Ojalá un día te sientas tan orgullosa de ti misma que aprendas a ser admiradora número uno.

Ojalá y un día te des cuenta del camino que realmente quieres recorrer y te permitas transitarlo.

Ojalá un día aprendas a escuchar tu corazón que siempre te guiará hacia donde  deseas ir realmente.

Ojalá un día seas consciente de la valentía y la fuerza interior que tienes.

Ojalá un día te des cuenta que no necesitas demostrarle nada a nadie porque con el solo hecho de existir ya te hace suficiente y merecedora.

Ojalá un día te des cuenta que eres amor, alegría, bienestar y felicidad, esa es tu verdadera esencia.

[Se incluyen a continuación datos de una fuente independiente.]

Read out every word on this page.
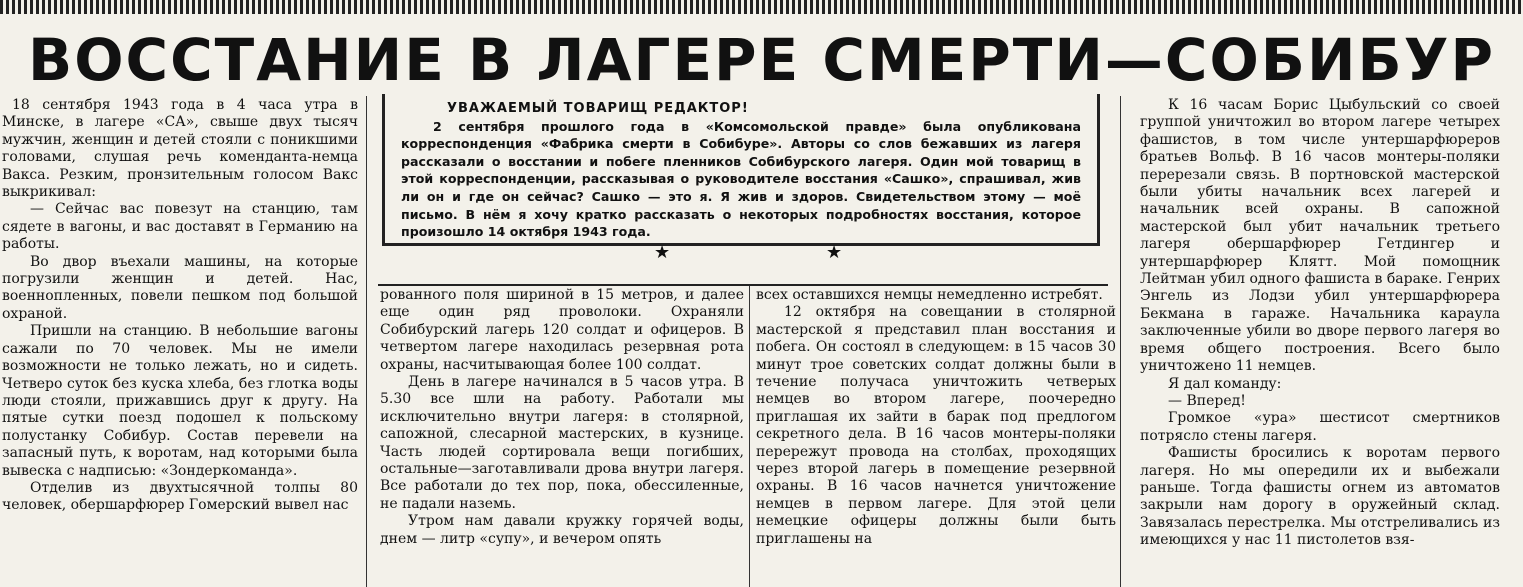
ВОССТАНИЕ В ЛАГЕРЕ СМЕРТИ—СОБИБУР

18 сентября 1943 года в 4 часа утра в Минске, в лагере «СА», свыше двух тысяч мужчин, женщин и детей стояли с поникшими головами, слушая речь коменданта-немца Вакса. Резким, пронзительным голосом Вакс выкрикивал:

— Сейчас вас повезут на станцию, там сядете в вагоны, и вас доставят в Германию на работы.

Во двор въехали машины, на которые погрузили женщин и детей. Нас, военнопленных, повели пешком под большой охраной.

Пришли на станцию. В небольшие вагоны сажали по 70 человек. Мы не имели возможности не только лежать, но и сидеть. Четверо суток без куска хлеба, без глотка воды люди стояли, прижавшись друг к другу. На пятые сутки поезд подошел к польскому полустанку Собибур. Состав перевели на запасный путь, к воротам, над которыми была вывеска с надписью: «Зондеркоманда».

Отделив из двухтысячной толпы 80 человек, обершарфюрер Гомерский вывел нас

УВАЖАЕМЫЙ ТОВАРИЩ РЕДАКТОР!

2 сентября прошлого года в «Комсомольской правде» была опубликована корреспонденция «Фабрика смерти в Собибуре». Авторы со слов бежавших из лагеря рассказали о восстании и побеге пленников Собибурского лагеря. Один мой товарищ в этой корреспонденции, рассказывая о руководителе восстания «Сашко», спрашивал, жив ли он и где он сейчас? Сашко — это я. Я жив и здоров. Свидетельством этому — моё письмо. В нём я хочу кратко рассказать о некоторых подробностях восстания, которое произошло 14 октября 1943 года.

★	★

рованного поля шириной в 15 метров, и далее еще один ряд проволоки. Охраняли Собибурский лагерь 120 солдат и офицеров. В четвертом лагере находилась резервная рота охраны, насчитывающая более 100 солдат.

День в лагере начинался в 5 часов утра. В 5.30 все шли на работу. Работали мы исключительно внутри лагеря: в столярной, сапожной, слесарной мастерских, в кузнице. Часть людей сортировала вещи погибших, остальные—заготавливали дрова внутри лагеря. Все работали до тех пор, пока, обессиленные, не падали наземь.

Утром нам давали кружку горячей воды, днем — литр «супу», и вечером опять

всех оставшихся немцы немедленно истребят.

12 октября на совещании в столярной мастерской я представил план восстания и побега. Он состоял в следующем: в 15 часов 30 минут трое советских солдат должны были в течение получаса уничтожить четверых немцев во втором лагере, поочередно приглашая их зайти в барак под предлогом секретного дела. В 16 часов монтеры-поляки перережут провода на столбах, проходящих через второй лагерь в помещение резервной охраны. В 16 часов начнется уничтожение немцев в первом лагере. Для этой цели немецкие офицеры должны были быть приглашены на

К 16 часам Борис Цыбульский со своей группой уничтожил во втором лагере четырех фашистов, в том числе унтершарфюреров братьев Вольф. В 16 часов монтеры-поляки перерезали связь. В портновской мастерской были убиты начальник всех лагерей и начальник всей охраны. В сапожной мастерской был убит начальник третьего лагеря обершарфюрер Гетдингер и унтершарфюрер Клятт. Мой помощник Лейтман убил одного фашиста в бараке. Генрих Энгель из Лодзи убил унтершарфюрера Бекмана в гараже. Начальника караула заключенные убили во дворе первого лагеря во время общего построения. Всего было уничтожено 11 немцев.

Я дал команду:

— Вперед!

Громкое «ура» шестисот смертников потрясло стены лагеря.

Фашисты бросились к воротам первого лагеря. Но мы опередили их и выбежали раньше. Тогда фашисты огнем из автоматов закрыли нам дорогу в оружейный склад. Завязалась перестрелка. Мы отстреливались из имеющихся у нас 11 пистолетов взя-
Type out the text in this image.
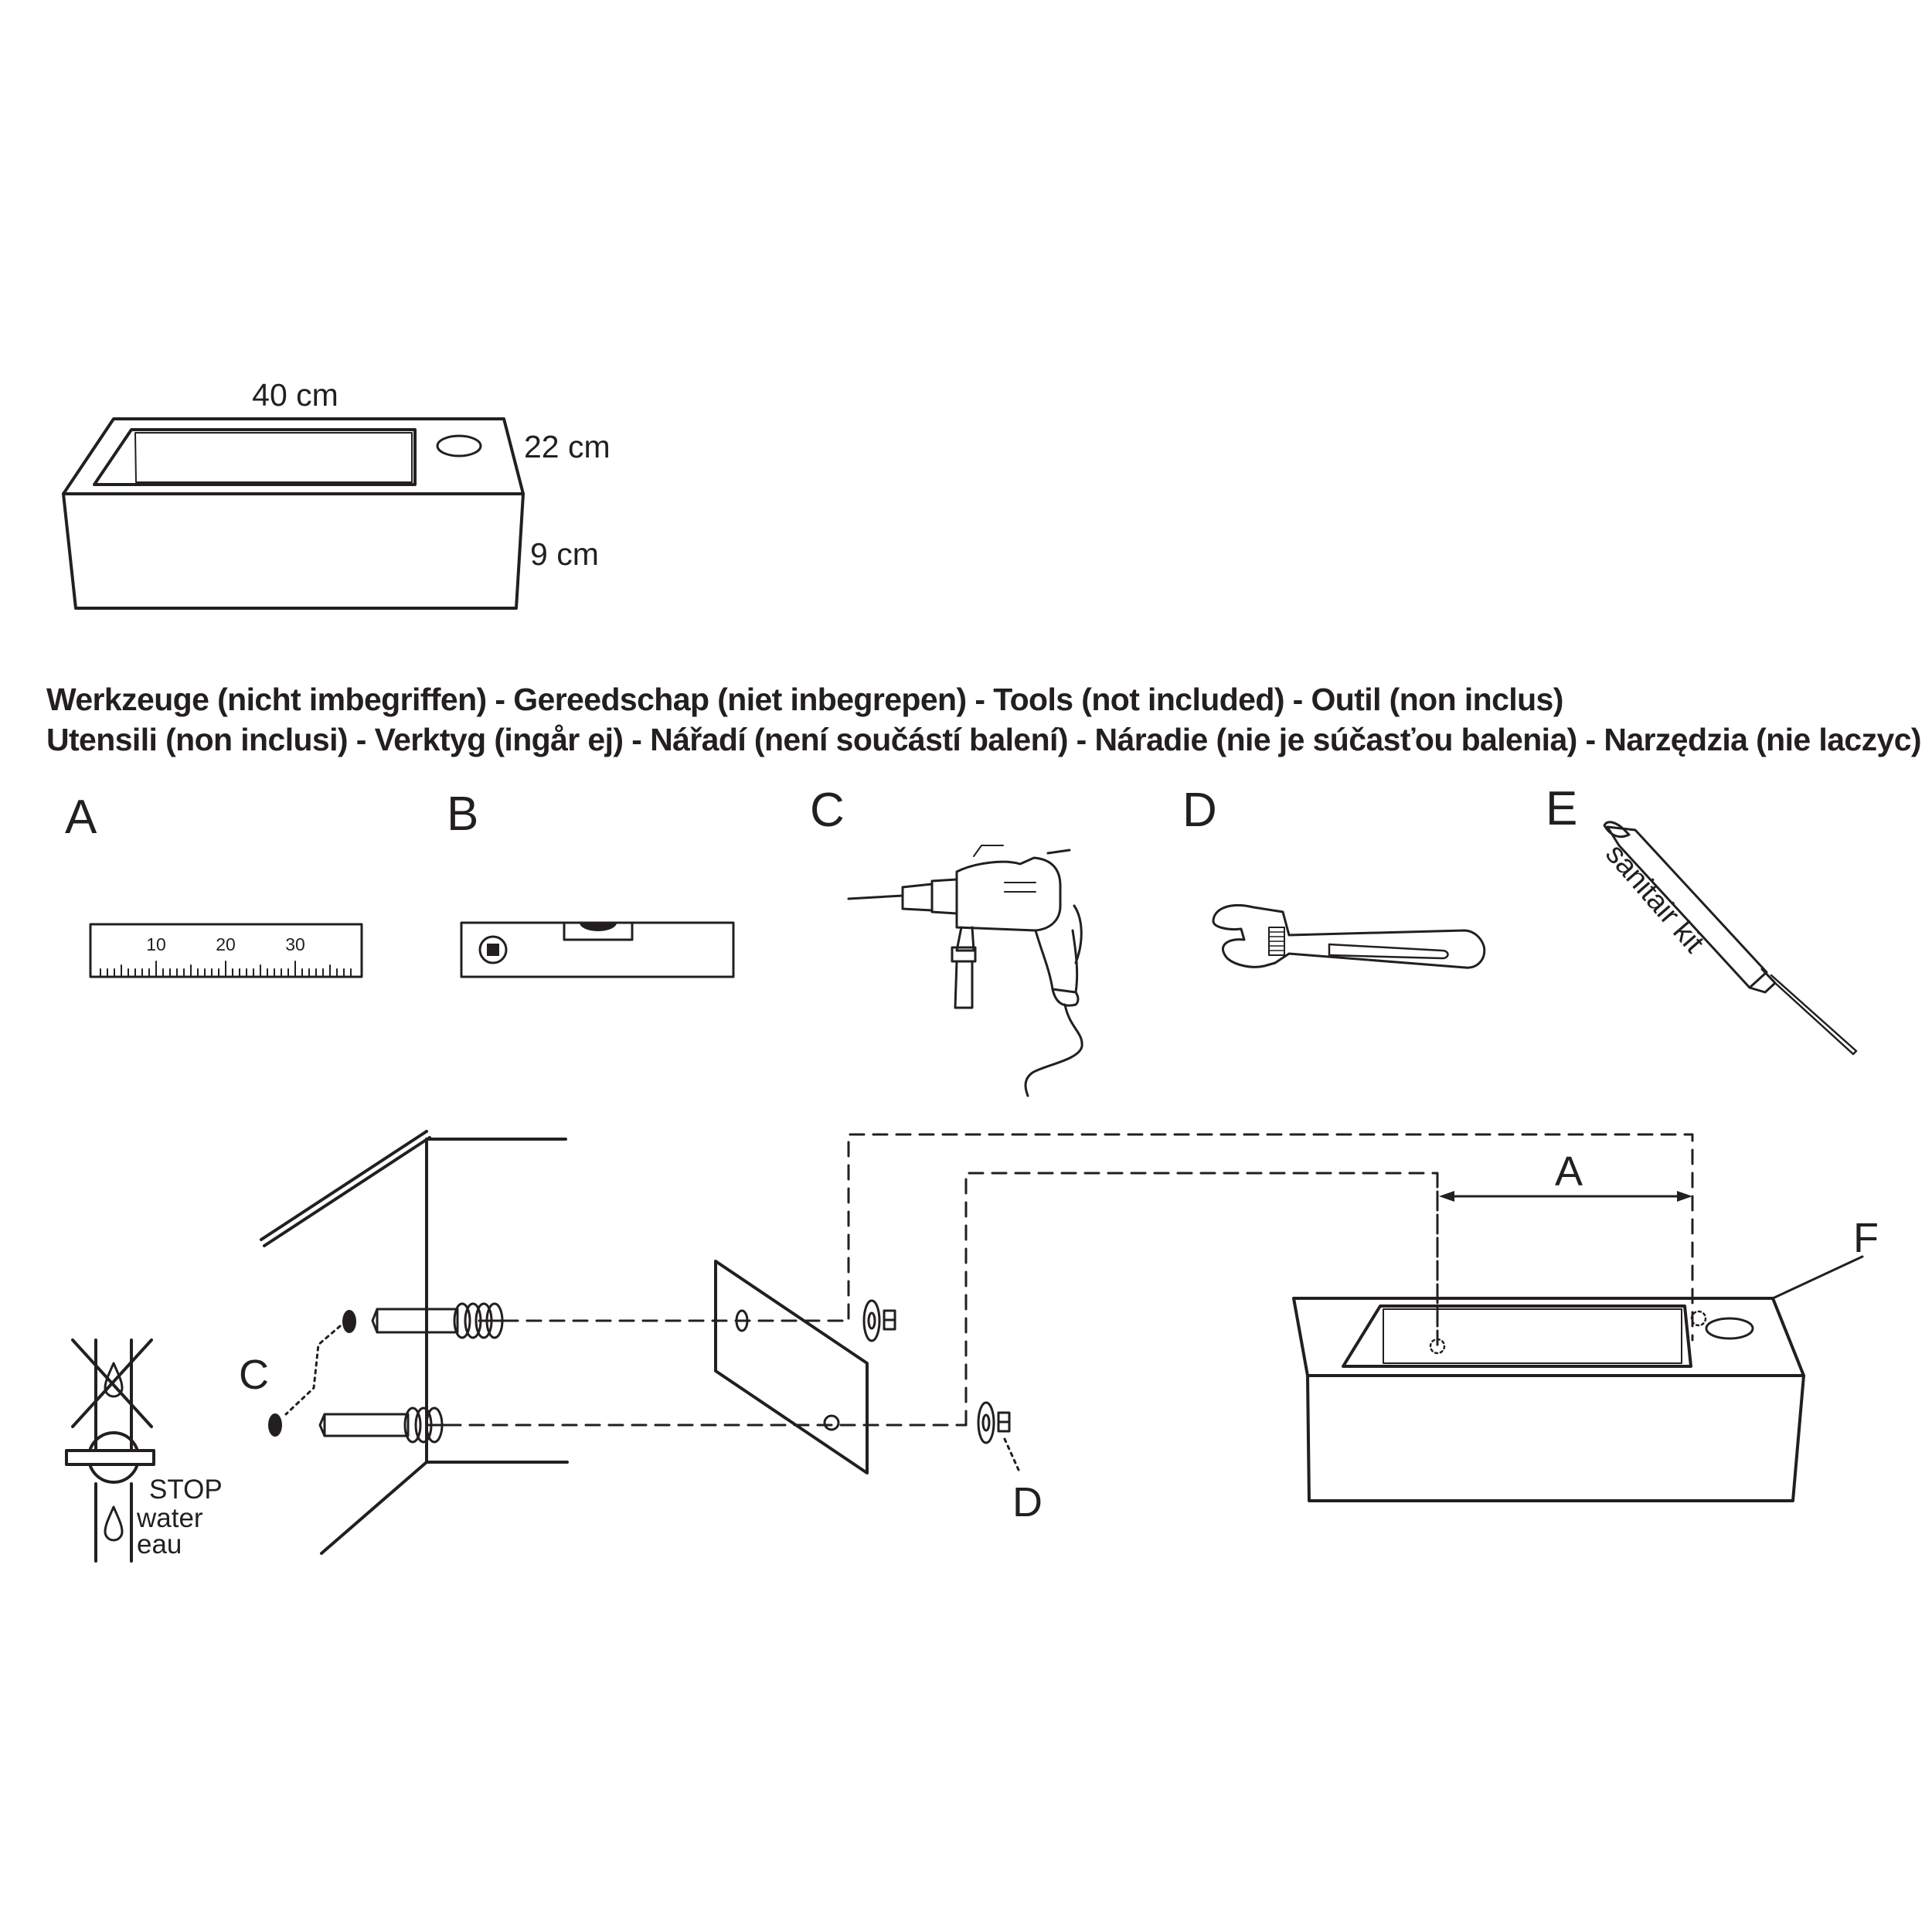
40 cm
22 cm
9 cm
A
10	20	30
B	C	D	E
sanitair kit
STOP
water
eau
C
D
F
A
Werkzeuge (nicht imbegriffen) - Gereedschap (niet inbegrepen) - Tools (not included) - Outil (non inclus)
Utensili (non inclusi) - Verktyg (ingår ej) - Nářadí (není součástí balení) - Náradie (nie je súčasťou balenia) - Narzędzia (nie laczyc)
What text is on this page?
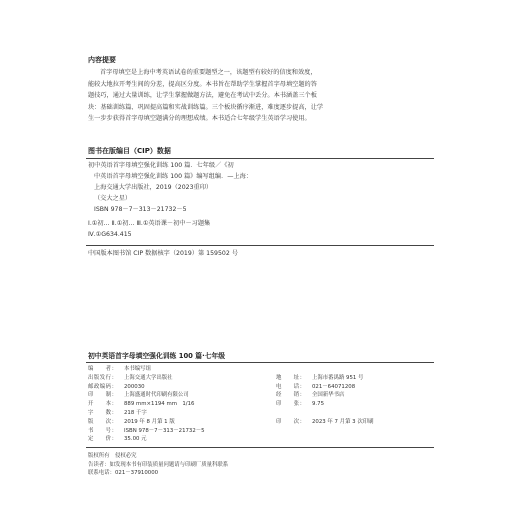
内容提要
首字母填空是上海中考英语试卷的重要题型之一，该题型有较好的信度和效度，
能较大地拉开考生间的分差，提高区分度。本书旨在帮助学生掌握首字母填空题的答
题技巧，通过大量训练，让学生掌握做题方法，避免在考试中丢分。本书涵盖三个板
块：基础训练篇、巩固提高篇和实战训练篇。三个板块循序渐进，难度逐步提高，让学
生一步步获得首字母填空题满分的理想成绩。本书适合七年级学生英语学习使用。
图书在版编目（CIP）数据
初中英语首字母填空强化训练 100 篇．七年级／《初
中英语首字母填空强化训练 100 篇》编写组编．—上海：
上海交通大学出版社，2019（2023重印）
（交大之星）
ISBN 978－7－313－21732－5
Ⅰ.①初… Ⅱ.①初… Ⅲ.①英语课－初中－习题集
Ⅳ.①G634.415
中国版本图书馆 CIP 数据核字（2019）第 159502 号
初中英语首字母填空强化训练 100 篇·七年级
编　　者： 本书编写组
出版发行： 上海交通大学出版社
邮政编码： 200030
印　　制： 上海盛通时代印刷有限公司
开　　本： 889 mm×1194 mm　1/16
字　　数： 218 千字
版　　次： 2019 年 8 月第 1 版
书　　号： ISBN 978－7－313－21732－5
定　　价： 35.00 元
地　　址： 上海市番禺路 951 号
电　　话： 021－64071208
经　　销： 全国新华书店
印　　张： 9.75
印　　次： 2023 年 7 月第 3 次印刷
版权所有　侵权必究
告读者：如发现本书有印装质量问题请与印刷厂质量科联系
联系电话：021－37910000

Ojalá un día te des cuenta de tu poder y te permitas brillar.  

Ojalá un día encuentres en ti el amor que esperas recibir de otros.

Ojalá un día puedas amarte a solas y en silencio, en donde tú seas tu mejor compañía. 

Ojalá  un día te des cuenta que no necesitas a nadie para ser feliz. 

Ojalá y un día te des cuenta  cómo se ilumina tu rostro cada vez que sonríes.

Ojalá un día te des cuenta que hay una sola cosa que cura todo problema y es  el amor hacía ti misma.

Ojalá un día te amas tanto que todo lo que buscas lo encuentre en ti, porque todo ese que buscas, no está fuera de ti, está DENTRO DE TI.